If you pay for ChatGPT, be it Plus, Team, or Enterprise, GPT-4 Turbo is now even better. In a Thursday post on X (formerly Twitter), OpenAI announced the latest version of its GPT-4 Turbo model is now live for all paid ChatGPT users, complete with some interesting updates.

So, what’s new? It’s all a bit general, but OpenAI says the newest iteration of GPT-4 Turbo is now better at writing, math, logical reasoning, and coding. You can see from a graph in the announcement post that the April 9 version of GPT-4 Turbo has improved in just about all categories than GPT-4 Turbo from Jan. 25 of this year. Some metrics are more dramatic than others: The largest leap looks in GPQA, an AI benchmark concerning scientific datasets, where GPT-Turbo has improved from 39.7% to 49.1%; and the MATH benchmark, which saw an improvement from 64.2% to 72.2%.

Interestingly, the one area January’s GPT-4 Turbo model excels April’s is in the HumanEval test, which tests an LLMs’ ability to generate code: The former scored 88.2%, while the new model scored just 87.6%. A small difference, but an interesting step back that OpenAI doesn’t address.

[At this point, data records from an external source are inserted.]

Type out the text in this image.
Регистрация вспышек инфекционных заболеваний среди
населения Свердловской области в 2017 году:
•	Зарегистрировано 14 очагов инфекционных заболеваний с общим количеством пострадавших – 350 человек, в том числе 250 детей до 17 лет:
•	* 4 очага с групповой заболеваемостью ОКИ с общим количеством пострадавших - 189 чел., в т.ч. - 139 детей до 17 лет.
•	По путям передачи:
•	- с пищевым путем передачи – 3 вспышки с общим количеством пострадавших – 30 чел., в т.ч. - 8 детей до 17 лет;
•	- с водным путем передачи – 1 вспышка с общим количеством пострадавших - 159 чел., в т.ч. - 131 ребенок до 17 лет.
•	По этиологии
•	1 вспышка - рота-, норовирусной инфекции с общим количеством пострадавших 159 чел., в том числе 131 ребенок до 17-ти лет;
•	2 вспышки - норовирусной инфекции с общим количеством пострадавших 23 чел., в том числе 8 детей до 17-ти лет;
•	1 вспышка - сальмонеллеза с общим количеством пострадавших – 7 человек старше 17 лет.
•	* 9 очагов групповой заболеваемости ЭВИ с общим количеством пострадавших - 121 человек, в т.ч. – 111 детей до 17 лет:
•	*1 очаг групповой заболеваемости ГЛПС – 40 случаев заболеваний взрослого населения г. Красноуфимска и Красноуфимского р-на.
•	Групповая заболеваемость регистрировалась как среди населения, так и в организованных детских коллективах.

What OpenAI specifically focuses on, however, is the improved general experience using ChatGPT with the new GPT-Turbo, which is what users like myself will most likely notice most anyway. The company says when you’re writing with ChatGPT, the model’s responses will be “more direct, less verbose, and use more conversational language.” You can see that from the example OpenAI uses in its post: It asks ChatGPT generate an SMS to remind friends to RSVP to a birthday dinner invite. January’s GPT-4 Turbo model generates a wordy response, that while still potentially useful, does appear AI generated in some areas. The latest model, however, generates a shorter, more casual reminder about the RSVP.

Perhaps more important of all, GPT-4 Turbo’s data set goes up to December 2023. The previous version was stuck at April 2023, which means it’s missing a full year’s worth of context. While the new GPT-4 Turbo won’t know anything about 2024, unless you connect it to the internet, it will have about eight months’ worth of current events more than it did before.